My last year at Candler seemed markedly different than my first two. It had a purpose and drive, something more than just getting good grades, being moderately sociable, and paying my bills. First-years in the MDiv program are generally surrounded by the same small group of students. Determined by your Con Ed I group and the advised/required list of courses, you end up seeing a LOT of each other. For some people these folks remain their closest friends all through seminary. But in my case, my second year was so packed—a heavy course load, working 20+ hours a week to pay the bills, and throwing myself wholeheartedly into my Con Ed II placement—that my closest friends became the children I babysat and their families. Going into my third year, I didn’t know what to expect friend-wise, so it came as pleasant surprise when I found my social scene shifted, expanded, and deepened.

Last summer I participated in the Candler Advantage program, which allowed me to live in Pittsburgh studying anti-racism and community organizing for 2.5 months. I was challenged in many ways, including how I could apply what I had learned to my context at a predominantly white institution like Candler. When I arrived back on campus in the fall I didn’t have a clear plan for how I could work to dismantle racism at Candler. In fact, I felt slightly overwhelmed at the prospect. 
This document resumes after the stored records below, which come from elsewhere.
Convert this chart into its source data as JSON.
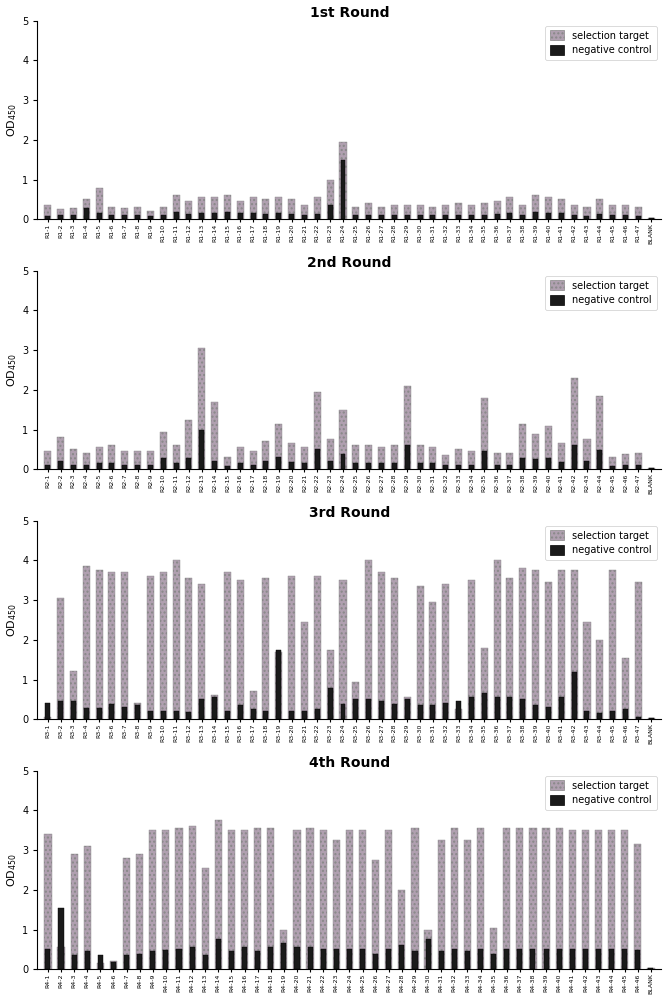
{
  "rounds": [
    "1st Round",
    "2nd Round",
    "3rd Round",
    "4th Round"
  ],
  "labels": [
    "R1-1",
    "R1-2",
    "R1-3",
    "R1-4",
    "R1-5",
    "R1-6",
    "R1-7",
    "R1-8",
    "R1-9",
    "R1-10",
    "R1-11",
    "R1-12",
    "R1-13",
    "R1-14",
    "R1-15",
    "R1-16",
    "R1-17",
    "R1-18",
    "R1-19",
    "R1-20",
    "R1-21",
    "R1-22",
    "R1-23",
    "R1-24",
    "R1-25",
    "R1-26",
    "R1-27",
    "R1-28",
    "R1-29",
    "R1-30",
    "R1-31",
    "R1-32",
    "R1-33",
    "R1-34",
    "R1-35",
    "R1-36",
    "R1-37",
    "R1-38",
    "R1-39",
    "R1-40",
    "R1-41",
    "R1-42",
    "R1-43",
    "R1-44",
    "R1-45",
    "R1-46",
    "R1-47",
    "BLANK"
  ],
  "labels2": [
    "R2-1",
    "R2-2",
    "R2-3",
    "R2-4",
    "R2-5",
    "R2-6",
    "R2-7",
    "R2-8",
    "R2-9",
    "R2-10",
    "R2-11",
    "R2-12",
    "R2-13",
    "R2-14",
    "R2-15",
    "R2-16",
    "R2-17",
    "R2-18",
    "R2-19",
    "R2-20",
    "R2-21",
    "R2-22",
    "R2-23",
    "R2-24",
    "R2-25",
    "R2-26",
    "R2-27",
    "R2-28",
    "R2-29",
    "R2-30",
    "R2-31",
    "R2-32",
    "R2-33",
    "R2-34",
    "R2-35",
    "R2-36",
    "R2-37",
    "R2-38",
    "R2-39",
    "R2-40",
    "R2-41",
    "R2-42",
    "R2-43",
    "R2-44",
    "R2-45",
    "R2-46",
    "R2-47",
    "BLANK"
  ],
  "labels3": [
    "R3-1",
    "R3-2",
    "R3-3",
    "R3-4",
    "R3-5",
    "R3-6",
    "R3-7",
    "R3-8",
    "R3-9",
    "R3-10",
    "R3-11",
    "R3-12",
    "R3-13",
    "R3-14",
    "R3-15",
    "R3-16",
    "R3-17",
    "R3-18",
    "R3-19",
    "R3-20",
    "R3-21",
    "R3-22",
    "R3-23",
    "R3-24",
    "R3-25",
    "R3-26",
    "R3-27",
    "R3-28",
    "R3-29",
    "R3-30",
    "R3-31",
    "R3-32",
    "R3-33",
    "R3-34",
    "R3-35",
    "R3-36",
    "R3-37",
    "R3-38",
    "R3-39",
    "R3-40",
    "R3-41",
    "R3-42",
    "R3-43",
    "R3-44",
    "R3-45",
    "R3-46",
    "R3-47",
    "BLANK"
  ],
  "labels4": [
    "R4-1",
    "R4-2",
    "R4-3",
    "R4-4",
    "R4-5",
    "R4-6",
    "R4-7",
    "R4-8",
    "R4-9",
    "R4-10",
    "R4-11",
    "R4-12",
    "R4-13",
    "R4-14",
    "R4-15",
    "R4-16",
    "R4-17",
    "R4-18",
    "R4-19",
    "R4-20",
    "R4-21",
    "R4-22",
    "R4-23",
    "R4-24",
    "R4-25",
    "R4-26",
    "R4-27",
    "R4-28",
    "R4-29",
    "R4-30",
    "R4-31",
    "R4-32",
    "R4-33",
    "R4-34",
    "R4-35",
    "R4-36",
    "R4-37",
    "R4-38",
    "R4-39",
    "R4-40",
    "R4-41",
    "R4-42",
    "R4-43",
    "R4-44",
    "R4-45",
    "R4-46",
    "BLANK"
  ],
  "selection_target": {
    "round1": [
      0.35,
      0.25,
      0.28,
      0.52,
      0.78,
      0.3,
      0.28,
      0.3,
      0.22,
      0.3,
      0.6,
      0.45,
      0.55,
      0.55,
      0.6,
      0.45,
      0.55,
      0.5,
      0.55,
      0.5,
      0.35,
      0.55,
      1.0,
      1.95,
      0.3,
      0.4,
      0.3,
      0.35,
      0.35,
      0.35,
      0.3,
      0.35,
      0.4,
      0.35,
      0.4,
      0.45,
      0.55,
      0.35,
      0.6,
      0.55,
      0.5,
      0.35,
      0.3,
      0.5,
      0.35,
      0.35,
      0.3,
      0.02
    ],
    "round2": [
      0.45,
      0.82,
      0.5,
      0.4,
      0.55,
      0.6,
      0.45,
      0.45,
      0.45,
      0.95,
      0.6,
      1.25,
      3.05,
      1.7,
      0.3,
      0.55,
      0.45,
      0.7,
      1.15,
      0.65,
      0.55,
      1.95,
      0.75,
      1.5,
      0.6,
      0.6,
      0.55,
      0.6,
      2.1,
      0.6,
      0.55,
      0.35,
      0.5,
      0.45,
      1.8,
      0.4,
      0.4,
      1.15,
      0.9,
      1.1,
      0.65,
      2.3,
      0.75,
      1.85,
      0.3,
      0.38,
      0.4,
      0.02
    ],
    "round3": [
      0.05,
      3.05,
      1.22,
      3.85,
      3.75,
      3.7,
      3.7,
      0.4,
      3.6,
      3.72,
      4.0,
      3.55,
      3.4,
      0.6,
      3.7,
      3.5,
      0.7,
      3.55,
      1.7,
      3.6,
      2.45,
      3.6,
      1.75,
      3.5,
      0.95,
      4.0,
      3.7,
      3.55,
      0.55,
      3.35,
      2.95,
      3.4,
      0.25,
      3.5,
      1.8,
      4.0,
      3.55,
      3.8,
      3.75,
      3.45,
      3.75,
      3.75,
      2.45,
      2.0,
      3.75,
      1.55,
      3.45,
      0.02
    ],
    "round4": [
      3.4,
      0.55,
      2.9,
      3.1,
      0.15,
      0.2,
      2.8,
      2.9,
      3.5,
      3.5,
      3.55,
      3.6,
      2.55,
      3.75,
      3.5,
      3.5,
      3.55,
      3.55,
      1.0,
      3.5,
      3.55,
      3.5,
      3.25,
      3.5,
      3.5,
      2.75,
      3.5,
      2.0,
      3.55,
      1.0,
      3.25,
      3.55,
      3.25,
      3.55,
      1.05,
      3.55,
      3.55,
      3.55,
      3.55,
      3.55,
      3.5,
      3.5,
      3.5,
      3.5,
      3.5,
      3.15,
      0.02
    ]
  },
  "negative_control": {
    "round1": [
      0.08,
      0.12,
      0.1,
      0.28,
      0.15,
      0.12,
      0.1,
      0.12,
      0.08,
      0.1,
      0.18,
      0.14,
      0.16,
      0.16,
      0.18,
      0.15,
      0.16,
      0.14,
      0.16,
      0.14,
      0.1,
      0.14,
      0.35,
      1.5,
      0.1,
      0.12,
      0.1,
      0.1,
      0.1,
      0.1,
      0.1,
      0.1,
      0.12,
      0.1,
      0.12,
      0.14,
      0.16,
      0.1,
      0.18,
      0.16,
      0.15,
      0.1,
      0.08,
      0.14,
      0.1,
      0.1,
      0.08,
      0.02
    ],
    "round2": [
      0.12,
      0.22,
      0.12,
      0.1,
      0.15,
      0.16,
      0.12,
      0.12,
      0.12,
      0.28,
      0.16,
      0.28,
      1.0,
      0.22,
      0.08,
      0.15,
      0.12,
      0.2,
      0.3,
      0.18,
      0.15,
      0.5,
      0.2,
      0.38,
      0.16,
      0.16,
      0.15,
      0.16,
      0.6,
      0.16,
      0.15,
      0.1,
      0.12,
      0.12,
      0.45,
      0.1,
      0.1,
      0.28,
      0.25,
      0.28,
      0.18,
      0.62,
      0.2,
      0.48,
      0.08,
      0.1,
      0.1,
      0.02
    ],
    "round3": [
      0.4,
      0.45,
      0.45,
      0.28,
      0.28,
      0.38,
      0.3,
      0.35,
      0.2,
      0.22,
      0.22,
      0.18,
      0.5,
      0.55,
      0.22,
      0.35,
      0.25,
      0.2,
      1.75,
      0.22,
      0.2,
      0.25,
      0.8,
      0.38,
      0.5,
      0.5,
      0.45,
      0.38,
      0.5,
      0.35,
      0.35,
      0.4,
      0.45,
      0.55,
      0.65,
      0.55,
      0.55,
      0.5,
      0.35,
      0.3,
      0.55,
      1.2,
      0.22,
      0.15,
      0.22,
      0.25,
      0.05,
      0.02
    ],
    "round4": [
      0.5,
      1.55,
      0.35,
      0.45,
      0.35,
      0.18,
      0.35,
      0.38,
      0.45,
      0.48,
      0.5,
      0.55,
      0.35,
      0.75,
      0.45,
      0.55,
      0.45,
      0.55,
      0.65,
      0.55,
      0.55,
      0.5,
      0.5,
      0.5,
      0.5,
      0.38,
      0.5,
      0.6,
      0.45,
      0.75,
      0.45,
      0.5,
      0.45,
      0.5,
      0.38,
      0.5,
      0.5,
      0.5,
      0.5,
      0.5,
      0.5,
      0.5,
      0.5,
      0.5,
      0.5,
      0.48,
      0.02
    ]
  },
  "selection_color": "#b0a0b0",
  "negative_color": "#1a1a1a",
  "background_color": "#ffffff",
  "ylabel": "OD$_{450}$",
  "ylim": [
    0,
    5
  ],
  "yticks": [
    0,
    1,
    2,
    3,
    4,
    5
  ]
}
Yet, it’s amazing how those who believe in justice and equity find each other. As soon as I gave a presentation about white supremacy culture to my fellow Candler Advantage students, a few of my classmates approached me about giving the presentation again to a broader audience. I didn’t know it at the time, but I’d found my people for this third year. Up until this point we had been friendly, but not exactly friends. They had been doing so much behind the scenes work for the last two years. Meeting with school leadership to voice the concerns of students. Advocating for various initiatives that benefit queer, international, disabled, and other marginalized folks at Candler. Serving on different Candler committees and chairing different student organizations.
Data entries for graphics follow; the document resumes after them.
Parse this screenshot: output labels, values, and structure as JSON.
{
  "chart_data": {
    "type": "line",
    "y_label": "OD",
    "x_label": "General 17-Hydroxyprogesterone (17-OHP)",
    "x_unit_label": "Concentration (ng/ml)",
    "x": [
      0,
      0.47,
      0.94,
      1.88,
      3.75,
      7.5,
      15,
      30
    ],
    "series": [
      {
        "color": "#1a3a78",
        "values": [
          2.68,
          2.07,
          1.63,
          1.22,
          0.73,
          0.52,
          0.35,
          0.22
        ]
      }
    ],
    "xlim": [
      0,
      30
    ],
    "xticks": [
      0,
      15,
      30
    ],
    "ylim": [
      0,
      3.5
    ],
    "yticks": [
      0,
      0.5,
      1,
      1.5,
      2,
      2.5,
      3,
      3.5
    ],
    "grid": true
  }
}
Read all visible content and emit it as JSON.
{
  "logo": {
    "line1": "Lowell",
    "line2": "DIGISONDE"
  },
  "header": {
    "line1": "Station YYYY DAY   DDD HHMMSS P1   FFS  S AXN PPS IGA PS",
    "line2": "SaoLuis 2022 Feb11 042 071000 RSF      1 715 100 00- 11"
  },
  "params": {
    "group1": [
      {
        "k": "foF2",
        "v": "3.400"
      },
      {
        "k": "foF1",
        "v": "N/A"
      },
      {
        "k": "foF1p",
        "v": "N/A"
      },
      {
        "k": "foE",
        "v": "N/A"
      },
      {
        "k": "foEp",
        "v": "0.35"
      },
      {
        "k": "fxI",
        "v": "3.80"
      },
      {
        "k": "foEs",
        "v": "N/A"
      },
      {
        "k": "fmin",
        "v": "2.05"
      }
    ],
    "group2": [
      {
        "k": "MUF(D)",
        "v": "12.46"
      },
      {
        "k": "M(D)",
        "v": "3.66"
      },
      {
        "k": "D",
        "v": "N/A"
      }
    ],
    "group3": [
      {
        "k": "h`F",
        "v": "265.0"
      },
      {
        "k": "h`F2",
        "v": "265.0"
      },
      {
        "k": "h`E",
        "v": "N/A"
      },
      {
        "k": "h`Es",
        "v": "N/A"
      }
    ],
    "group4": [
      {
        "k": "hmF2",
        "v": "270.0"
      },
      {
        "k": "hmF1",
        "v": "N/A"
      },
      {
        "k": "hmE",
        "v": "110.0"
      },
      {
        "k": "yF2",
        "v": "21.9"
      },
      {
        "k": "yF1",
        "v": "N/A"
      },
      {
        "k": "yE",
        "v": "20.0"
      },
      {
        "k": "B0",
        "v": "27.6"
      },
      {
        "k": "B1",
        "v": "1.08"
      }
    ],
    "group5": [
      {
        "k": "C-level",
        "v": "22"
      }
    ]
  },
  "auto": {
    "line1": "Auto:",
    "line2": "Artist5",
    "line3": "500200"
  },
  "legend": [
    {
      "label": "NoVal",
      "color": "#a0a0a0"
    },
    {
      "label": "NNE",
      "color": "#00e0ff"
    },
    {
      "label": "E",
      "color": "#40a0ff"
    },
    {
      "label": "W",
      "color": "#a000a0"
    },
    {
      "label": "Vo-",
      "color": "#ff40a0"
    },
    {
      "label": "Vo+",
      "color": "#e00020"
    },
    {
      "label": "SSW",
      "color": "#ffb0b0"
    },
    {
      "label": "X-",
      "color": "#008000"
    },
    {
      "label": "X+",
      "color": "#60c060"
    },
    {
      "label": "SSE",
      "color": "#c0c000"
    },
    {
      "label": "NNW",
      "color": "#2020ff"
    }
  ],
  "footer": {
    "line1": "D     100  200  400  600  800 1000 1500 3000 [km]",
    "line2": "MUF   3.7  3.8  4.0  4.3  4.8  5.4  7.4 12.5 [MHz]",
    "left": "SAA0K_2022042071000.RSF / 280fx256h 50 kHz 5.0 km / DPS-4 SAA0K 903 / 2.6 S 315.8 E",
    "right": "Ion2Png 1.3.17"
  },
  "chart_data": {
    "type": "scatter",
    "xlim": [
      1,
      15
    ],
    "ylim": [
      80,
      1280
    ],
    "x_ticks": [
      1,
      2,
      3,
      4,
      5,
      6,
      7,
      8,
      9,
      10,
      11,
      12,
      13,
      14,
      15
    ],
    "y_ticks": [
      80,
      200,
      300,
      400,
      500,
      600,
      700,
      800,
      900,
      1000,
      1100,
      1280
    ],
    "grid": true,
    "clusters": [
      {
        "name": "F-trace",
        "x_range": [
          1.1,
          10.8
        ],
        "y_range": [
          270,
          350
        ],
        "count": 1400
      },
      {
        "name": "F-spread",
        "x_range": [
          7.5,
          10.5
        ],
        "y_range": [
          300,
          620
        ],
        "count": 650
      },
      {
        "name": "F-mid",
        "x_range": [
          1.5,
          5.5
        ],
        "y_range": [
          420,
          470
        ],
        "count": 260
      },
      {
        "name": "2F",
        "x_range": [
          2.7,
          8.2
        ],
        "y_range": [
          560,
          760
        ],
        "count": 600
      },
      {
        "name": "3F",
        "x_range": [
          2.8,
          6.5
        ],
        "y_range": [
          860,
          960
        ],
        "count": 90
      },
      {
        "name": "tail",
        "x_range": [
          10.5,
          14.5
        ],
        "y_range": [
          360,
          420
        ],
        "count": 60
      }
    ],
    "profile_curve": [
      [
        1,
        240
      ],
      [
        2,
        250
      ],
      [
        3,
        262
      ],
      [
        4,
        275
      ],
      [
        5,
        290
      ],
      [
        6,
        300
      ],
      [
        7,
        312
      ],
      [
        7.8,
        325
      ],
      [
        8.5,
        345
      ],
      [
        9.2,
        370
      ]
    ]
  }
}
They scooped up my enthusiasm and gave me a place to pour my energy. I gave my presentation again. Twice. These presentations gave white students new eyes to see and language to speak to understand how racism doesn’t just exist “out there,” but right here—even in our seminary classrooms, chapel, and social gatherings. Together we brainstormed what Candler could be at its best and how we could help it get there. In the spring, my friends and I worked together to collect signatures from over half the student body asking for an outside agency to conduct an in-depth review and assessment of Candler’s institutional strengths and weaknesses relating to all areas of diversity (not just race). We wanted to ensure that every voice had a chance to be heard. We worked with the dean, the Community and Diversity Committee, and other members of the faculty to pursue a Community Climate Assessment, which took place in April, and now we are eagerly awaiting the findings and the implementation of the recommended improvements. 
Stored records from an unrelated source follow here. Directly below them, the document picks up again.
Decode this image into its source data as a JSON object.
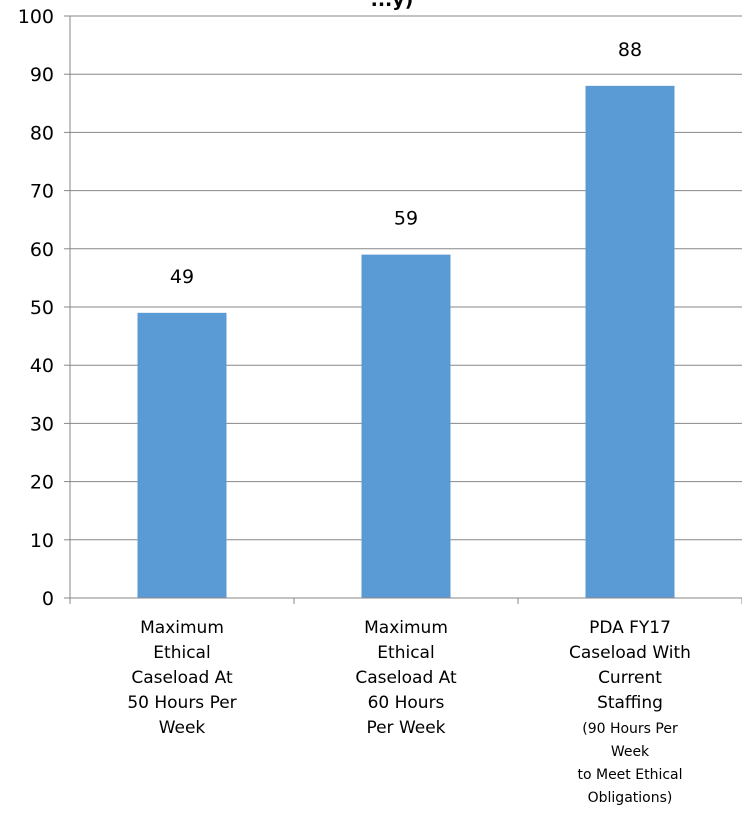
{
  "chart_data": {
    "type": "bar",
    "title": "...y)",
    "categories": [
      [
        "Maximum",
        "Ethical",
        "Caseload At",
        "50 Hours Per",
        "Week"
      ],
      [
        "Maximum",
        "Ethical",
        "Caseload At",
        "60 Hours",
        "Per Week"
      ],
      [
        "PDA FY17",
        "Caseload With",
        "Current",
        "Staffing",
        "(90 Hours Per",
        "Week",
        "to Meet Ethical",
        "Obligations)"
      ]
    ],
    "values": [
      49,
      59,
      88
    ],
    "data_labels": [
      "49",
      "59",
      "88"
    ],
    "ylim": [
      0,
      100
    ],
    "yticks": [
      0,
      10,
      20,
      30,
      40,
      50,
      60,
      70,
      80,
      90,
      100
    ],
    "grid": true,
    "colors": {
      "bar": "#5b9bd5",
      "grid": "#878787",
      "axis": "#878787"
    }
  }
}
Shelby Hall a rising second-year MDiv student and Matthew Johnson 19T at the Crossroads training

Our second big hope was to get Crossroads Antiracism Organizing and Training to Candler to do an in-depth training for students, faculty and staff. Crossroads specializes in helping institutions analyze power, recognize unjust structures, and dismantle racism. A month before the event, I really didn’t think it was going to go through because we needed to raise so much money in such a short amount of time. Then the Aquinas Center generously offered to pay for our food we were off and running. Soon, over a dozen organizations pitched in to help us raise thousands of dollars in just two weeks. When the training finally happened on April 5, it truly felt like a miracle. With just two fish and five loaves, Jesus fed 5,000. Registration reached capacity and the room was filled with engaged participants asking questions about who has power, how they got it, and how unequal power structures can be disrupted. Led by Crossroads facilitator and Candler alum Jessica Vazquez-Torres, we analyzed the influences of colonialism, capitalism, and orientalism on our theological education. People wrote evaluations saying the training was “transformative,” absolutely necessary, and calling repeatedly for it to be brought back in the future.

As much as the Community Climate Assessment and the Crossroads training felt like miracles, they didn’t materialize out of thin air. They happened because people worked really, really, really hard all year. All three years. Despite many hurdles people kept going. Refused to turn around. Refused to be sidelined. But it wasn’t just refusal. It was feeding—feeding each other delicious food to nourish conversation and community. Feeding our first- and second-year classmates with knowledge and empathy to build their leadership for the coming years. Feeding our imaginations with hopes and dreams even when they seemed too far away to grasp. Feeding the energy and enthusiasm to change Candler’s culture for the better. Feeding a movement.

I am so deeply appreciative to you, my third-year friends, for reshaping my Candler experience. It’s been nothing short of an honor to get to work alongside you. When we messed up, we worked through it together because we were part of a team. When things went well, we celebrated each other. Thanks for welcoming me, nurturing me, and trusting me. I am confident I learned more from trying to organize and build leadership this year than I did from sitting in my classes. Textbooks don’t have anything on the “real” Candler experience! What we accomplished this year is more important than any of the papers I wrote and will have a far greater impact too. I don’t have enough words to say how proud I am of you all. Proud of you troublemakers, advocates, leaders, and friends. Keep going.